What Came Home: A Letter to Walter Hatke

“Forgot my morning wishes, hastily
took a few herbs and apples.”
—RW Emerson

I want to start this one from scratch, the slight
Drag of my pen across the notebook’s length
Before I even know the words I’ll write
In that taut balance of texture and intent,
And as for subject, well, to take as found
What’s found, the common or the commonplace
Book’s all too familiar quotations, boundaries,
Like a map’s quadrants or a portrait traced

Through mullioned window panes, of what’s left out.
A few herbs and apples mumbles RWE.
The stuff that is course…adds Whitman. Then a shout
Rocks, trees wind…(a panicked HDT),
As if this partial list’s few parameters
Might underwrite such indiscriminate
Range-finding by an amateur
Who hopes for more in less, the infinite

In something almost accidentally saved:
A crow’s feather, haggard; a fungus, lipping
A bark scrap; lichen scars on birch, a gray
Skein of moss on a pine sprig. Slip
These into the notebook’s leaves… And yet
Itemization undoes syntax; the shells
Emerson took from the beach, bright and wet,
Apart from it were dead weight on his shelf,

Without the water’s glistening, without their fellows
Sharing a sentence’s wash of significance,
Written by whom? Your scraps’ long shadows
Are unnerving, as if coincidence
More than representation drew your eye
Or moved your hand lightly to set the hook’s
Double barb of synchronicity,
Tenor and vehicle caught in the one look.

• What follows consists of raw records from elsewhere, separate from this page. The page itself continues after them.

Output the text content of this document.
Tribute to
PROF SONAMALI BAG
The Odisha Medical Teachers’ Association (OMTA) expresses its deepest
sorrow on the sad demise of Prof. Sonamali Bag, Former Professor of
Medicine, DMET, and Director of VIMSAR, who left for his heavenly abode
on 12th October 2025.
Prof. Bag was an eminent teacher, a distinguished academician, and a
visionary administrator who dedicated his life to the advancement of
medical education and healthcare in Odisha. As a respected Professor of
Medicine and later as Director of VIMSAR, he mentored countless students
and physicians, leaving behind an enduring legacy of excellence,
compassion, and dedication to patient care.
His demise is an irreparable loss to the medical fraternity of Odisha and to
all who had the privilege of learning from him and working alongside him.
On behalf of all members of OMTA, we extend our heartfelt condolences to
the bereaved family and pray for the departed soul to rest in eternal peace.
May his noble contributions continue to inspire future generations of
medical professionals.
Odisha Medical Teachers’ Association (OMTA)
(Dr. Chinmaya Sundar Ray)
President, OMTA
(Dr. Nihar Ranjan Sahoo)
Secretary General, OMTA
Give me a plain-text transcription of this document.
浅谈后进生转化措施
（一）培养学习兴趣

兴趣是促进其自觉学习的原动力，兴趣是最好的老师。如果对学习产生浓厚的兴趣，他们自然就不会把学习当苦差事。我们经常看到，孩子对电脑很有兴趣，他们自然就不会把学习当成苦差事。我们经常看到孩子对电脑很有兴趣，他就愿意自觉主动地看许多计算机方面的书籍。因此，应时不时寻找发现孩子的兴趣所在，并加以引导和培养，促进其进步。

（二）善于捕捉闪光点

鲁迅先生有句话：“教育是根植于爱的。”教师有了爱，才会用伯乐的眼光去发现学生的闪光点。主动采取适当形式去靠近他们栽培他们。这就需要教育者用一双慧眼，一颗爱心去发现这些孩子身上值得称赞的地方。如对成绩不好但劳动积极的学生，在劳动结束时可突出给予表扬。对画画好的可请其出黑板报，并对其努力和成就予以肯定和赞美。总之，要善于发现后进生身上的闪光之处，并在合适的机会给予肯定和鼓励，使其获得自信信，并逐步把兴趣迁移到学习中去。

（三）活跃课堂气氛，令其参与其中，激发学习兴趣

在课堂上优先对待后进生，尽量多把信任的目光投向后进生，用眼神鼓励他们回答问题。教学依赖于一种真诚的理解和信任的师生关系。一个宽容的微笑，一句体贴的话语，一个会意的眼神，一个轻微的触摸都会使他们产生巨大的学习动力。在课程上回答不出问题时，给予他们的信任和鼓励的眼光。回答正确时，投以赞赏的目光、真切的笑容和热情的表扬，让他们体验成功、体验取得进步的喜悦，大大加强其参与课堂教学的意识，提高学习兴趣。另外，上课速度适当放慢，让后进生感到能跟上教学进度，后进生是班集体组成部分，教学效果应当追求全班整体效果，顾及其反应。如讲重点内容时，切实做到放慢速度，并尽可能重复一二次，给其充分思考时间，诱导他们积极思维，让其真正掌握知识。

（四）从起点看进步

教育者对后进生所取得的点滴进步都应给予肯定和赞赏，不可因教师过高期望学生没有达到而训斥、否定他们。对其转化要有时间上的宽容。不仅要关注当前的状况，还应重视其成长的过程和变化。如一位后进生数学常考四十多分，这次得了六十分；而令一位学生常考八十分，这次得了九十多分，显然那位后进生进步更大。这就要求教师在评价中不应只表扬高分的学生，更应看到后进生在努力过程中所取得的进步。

A birch bit casts a saw-toothed mountain range,
A billet of locust’s a headland you might reach
In how many halved paddle strokes? Estranged,
The feather has a double ghost, as each
Flight’s lost in distance, lost in time,
Means over ends. The fern, a singular
Instance of the spiral implicit in its rhyme,
Turns the plural to the particular,

Into what’s brought home because it’s what you found,
And all those texts, freed now of their gilt-
Edged associations, the volumes around
The great camp’s library… Their sense has spilt,
Creeks into a river, and not a dam
In sight to collect yourself. You let it go,
The meaning, I mean, some convict on the lam
From Dannemora, who forgets about the snow,

And one step after another draws his own
Unwitting map across the trackless page
Of where he’s been, not where he meant to go,
As you meant to go on only to erase
What all intent implies. And since you didn’t
Mean anything, then here you are, with what
Was found and what came home unsummoned, the common
Spirits of common presence. So shut

The sketchbook, forget peaks climbed and counted, miles
Logged, forget it all except the trailing
Lines that lead the eye, at least a while
Astray. Amidst it all, your works and days
Are correspondences or nothing, stones
Where streams meet, the antique guidebook tossed
Aside on new moss, its sepia-toned
Maps that got you where you wanted, got you lost.